A pleasant read, but I fear that the only people who will read ‘Questioning the Millennium’ are already wearing their ‘I am a Millennial Cynic’ t-shirts, where as those who would benefit the most from a brief perusal have been happily whisked along in the pre-millennial stampede of hope and faith.
‘Questioning the Millennium : A Rationalist’s Guide to a Precisely Arbitrary Countdown’ from Amazon.com
‘Questioning the Millennium : A Rationalist’s Guide to a Precisely Arbitrary Countdown’ from Amazon.co.uk
. . . AND FOOLS SELDOM DIFFER
Interestingly, in Blather 1.47 was emailed out on April 3rd. In a piece regarding God’s Salvation Church, Blather stated:
‘From Blather’s perspective, God’s Salvation Church seem like just another cult obsessed with their own version of the Rapture. The media police presence on Tuesday was apparently due to fears of a mass suicide. Blather would like to suggest that many of the media representatives covering the story were *hoping* for a mass suicide, to achieve a major *scoop*, therefore blackmailing the police force and emergency services into tagging along. It would have been a major embarrassment for the local authorities had something deathly *actually* happened, given the clouds of media scavengers collecting in the area. ‘
On April 4th, The Economist had an article on page 29 titled ‘Waiting for God. Oh’.
‘The odd thing was not that Mr Chen persuaded 150 Taiwanese members of God’s Salvation Church to move to Garland in the hope of being sucked up by God into a flying saucer made of tin cans; it was that American newspapers and television found the tiny sect worthy of headlines. Religion, alien abduction and prophetic movements related to the millennium are now big news. A chance of mass suicide–as with the Heaven’s Gate cult in San Diego last year, or in the inferno of the Branch Davidians in Waco–tempts the networks to give air-time to the strangest groups, just in case they do something horrible on a large scale.’
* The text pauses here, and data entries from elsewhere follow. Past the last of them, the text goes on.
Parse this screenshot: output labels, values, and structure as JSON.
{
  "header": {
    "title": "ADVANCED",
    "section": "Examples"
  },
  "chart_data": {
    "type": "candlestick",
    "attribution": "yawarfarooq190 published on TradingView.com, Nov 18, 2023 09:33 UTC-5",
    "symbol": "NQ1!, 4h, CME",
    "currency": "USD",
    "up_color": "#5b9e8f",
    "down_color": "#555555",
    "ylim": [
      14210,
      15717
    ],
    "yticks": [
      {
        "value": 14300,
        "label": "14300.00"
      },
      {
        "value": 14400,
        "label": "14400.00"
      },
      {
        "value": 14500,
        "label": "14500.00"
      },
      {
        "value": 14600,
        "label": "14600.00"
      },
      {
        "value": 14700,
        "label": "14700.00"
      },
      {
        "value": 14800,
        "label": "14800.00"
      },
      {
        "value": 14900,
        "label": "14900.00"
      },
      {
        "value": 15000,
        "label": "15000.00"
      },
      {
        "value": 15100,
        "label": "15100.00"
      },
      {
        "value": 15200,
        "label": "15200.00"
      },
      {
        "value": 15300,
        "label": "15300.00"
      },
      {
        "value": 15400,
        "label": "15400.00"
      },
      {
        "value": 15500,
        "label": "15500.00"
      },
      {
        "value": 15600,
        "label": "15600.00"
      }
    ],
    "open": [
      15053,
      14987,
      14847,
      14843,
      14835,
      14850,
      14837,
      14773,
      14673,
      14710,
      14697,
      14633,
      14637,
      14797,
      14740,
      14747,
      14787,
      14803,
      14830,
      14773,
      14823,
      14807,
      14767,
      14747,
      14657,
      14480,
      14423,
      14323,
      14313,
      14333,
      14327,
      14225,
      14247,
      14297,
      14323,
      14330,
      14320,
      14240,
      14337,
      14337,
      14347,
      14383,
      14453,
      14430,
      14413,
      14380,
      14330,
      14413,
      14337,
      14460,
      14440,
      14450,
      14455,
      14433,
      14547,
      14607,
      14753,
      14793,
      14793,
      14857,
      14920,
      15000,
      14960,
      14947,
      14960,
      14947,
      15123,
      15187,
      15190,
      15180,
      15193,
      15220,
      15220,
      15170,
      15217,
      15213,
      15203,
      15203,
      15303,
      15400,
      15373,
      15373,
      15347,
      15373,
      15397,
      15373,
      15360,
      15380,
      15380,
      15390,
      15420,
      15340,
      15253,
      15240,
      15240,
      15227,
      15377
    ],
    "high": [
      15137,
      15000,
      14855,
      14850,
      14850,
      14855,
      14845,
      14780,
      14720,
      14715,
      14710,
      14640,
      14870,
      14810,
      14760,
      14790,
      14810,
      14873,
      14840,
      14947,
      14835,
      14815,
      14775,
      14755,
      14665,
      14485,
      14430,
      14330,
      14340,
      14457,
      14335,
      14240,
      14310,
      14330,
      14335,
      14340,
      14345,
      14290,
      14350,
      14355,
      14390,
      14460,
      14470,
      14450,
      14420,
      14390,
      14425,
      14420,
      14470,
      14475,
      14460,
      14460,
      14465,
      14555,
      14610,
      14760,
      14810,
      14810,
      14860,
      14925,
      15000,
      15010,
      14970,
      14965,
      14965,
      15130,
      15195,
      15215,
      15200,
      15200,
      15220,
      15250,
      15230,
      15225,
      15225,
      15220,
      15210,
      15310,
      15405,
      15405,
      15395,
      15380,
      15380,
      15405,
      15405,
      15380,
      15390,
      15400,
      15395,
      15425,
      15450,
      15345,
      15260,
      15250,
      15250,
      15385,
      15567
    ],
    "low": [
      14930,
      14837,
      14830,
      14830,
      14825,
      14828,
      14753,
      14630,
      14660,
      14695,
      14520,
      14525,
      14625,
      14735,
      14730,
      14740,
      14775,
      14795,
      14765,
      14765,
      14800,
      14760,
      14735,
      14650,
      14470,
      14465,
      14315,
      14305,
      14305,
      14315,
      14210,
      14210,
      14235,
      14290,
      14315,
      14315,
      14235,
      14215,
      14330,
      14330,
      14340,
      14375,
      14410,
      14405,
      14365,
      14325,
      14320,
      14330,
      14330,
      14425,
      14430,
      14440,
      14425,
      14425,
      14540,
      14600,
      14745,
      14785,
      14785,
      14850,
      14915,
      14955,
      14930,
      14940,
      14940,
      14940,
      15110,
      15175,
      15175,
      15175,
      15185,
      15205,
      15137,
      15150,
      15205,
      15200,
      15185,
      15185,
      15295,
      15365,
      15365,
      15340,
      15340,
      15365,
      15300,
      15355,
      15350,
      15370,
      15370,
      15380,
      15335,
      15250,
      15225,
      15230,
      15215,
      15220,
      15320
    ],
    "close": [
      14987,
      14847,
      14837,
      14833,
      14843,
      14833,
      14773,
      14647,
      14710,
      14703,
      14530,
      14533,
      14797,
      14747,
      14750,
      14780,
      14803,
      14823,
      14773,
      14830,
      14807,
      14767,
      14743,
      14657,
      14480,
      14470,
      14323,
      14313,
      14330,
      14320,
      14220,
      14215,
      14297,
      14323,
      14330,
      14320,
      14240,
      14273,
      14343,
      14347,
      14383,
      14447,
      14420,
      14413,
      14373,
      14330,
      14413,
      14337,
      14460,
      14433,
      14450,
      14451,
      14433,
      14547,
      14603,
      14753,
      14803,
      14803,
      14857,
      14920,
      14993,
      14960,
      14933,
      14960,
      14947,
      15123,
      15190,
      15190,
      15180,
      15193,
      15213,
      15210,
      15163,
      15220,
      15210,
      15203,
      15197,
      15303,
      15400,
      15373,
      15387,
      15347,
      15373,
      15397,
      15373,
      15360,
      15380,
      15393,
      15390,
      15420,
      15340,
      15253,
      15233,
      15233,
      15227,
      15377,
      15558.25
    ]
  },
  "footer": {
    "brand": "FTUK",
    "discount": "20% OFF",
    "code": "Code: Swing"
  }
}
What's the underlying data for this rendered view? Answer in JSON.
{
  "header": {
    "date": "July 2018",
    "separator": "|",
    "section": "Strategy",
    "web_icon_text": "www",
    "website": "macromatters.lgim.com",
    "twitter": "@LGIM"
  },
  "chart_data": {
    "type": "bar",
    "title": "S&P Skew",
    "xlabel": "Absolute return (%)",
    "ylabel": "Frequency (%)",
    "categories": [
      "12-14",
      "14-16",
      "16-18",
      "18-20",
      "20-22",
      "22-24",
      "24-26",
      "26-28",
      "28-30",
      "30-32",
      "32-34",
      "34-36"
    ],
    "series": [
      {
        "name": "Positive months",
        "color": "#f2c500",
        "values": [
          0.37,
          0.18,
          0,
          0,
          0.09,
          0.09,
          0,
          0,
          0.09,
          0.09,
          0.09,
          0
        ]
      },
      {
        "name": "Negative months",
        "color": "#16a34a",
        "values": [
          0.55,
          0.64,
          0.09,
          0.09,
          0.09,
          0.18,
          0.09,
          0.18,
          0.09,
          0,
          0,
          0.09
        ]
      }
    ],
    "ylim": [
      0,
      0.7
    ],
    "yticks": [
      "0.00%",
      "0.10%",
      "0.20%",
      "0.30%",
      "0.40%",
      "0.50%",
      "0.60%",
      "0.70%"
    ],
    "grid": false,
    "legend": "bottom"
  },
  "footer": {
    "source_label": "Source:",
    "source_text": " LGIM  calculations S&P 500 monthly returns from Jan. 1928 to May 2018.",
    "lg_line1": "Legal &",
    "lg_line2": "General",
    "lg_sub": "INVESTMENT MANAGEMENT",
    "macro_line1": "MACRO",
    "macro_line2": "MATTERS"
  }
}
Due to the realisation that we are now in the same league as the esteemed aforementioned journal, Blather hopes to soon start carrying news of weekly stockmarket anomalies.
Dave (daev) Walsh
April 17th 1998

daev
Chief Bottle Washer at Blather
Writer, photographer, environmental campaigner and "known troublemaker" Dave Walsh is the founder of Blather.net, described both as "possibly the most arrogant and depraved website to be found either side of the majestic Shannon River", and "the nicest website circulating in Ireland". Half Irishman, half-bicycle. He lives in southern Irish city of Barcelona.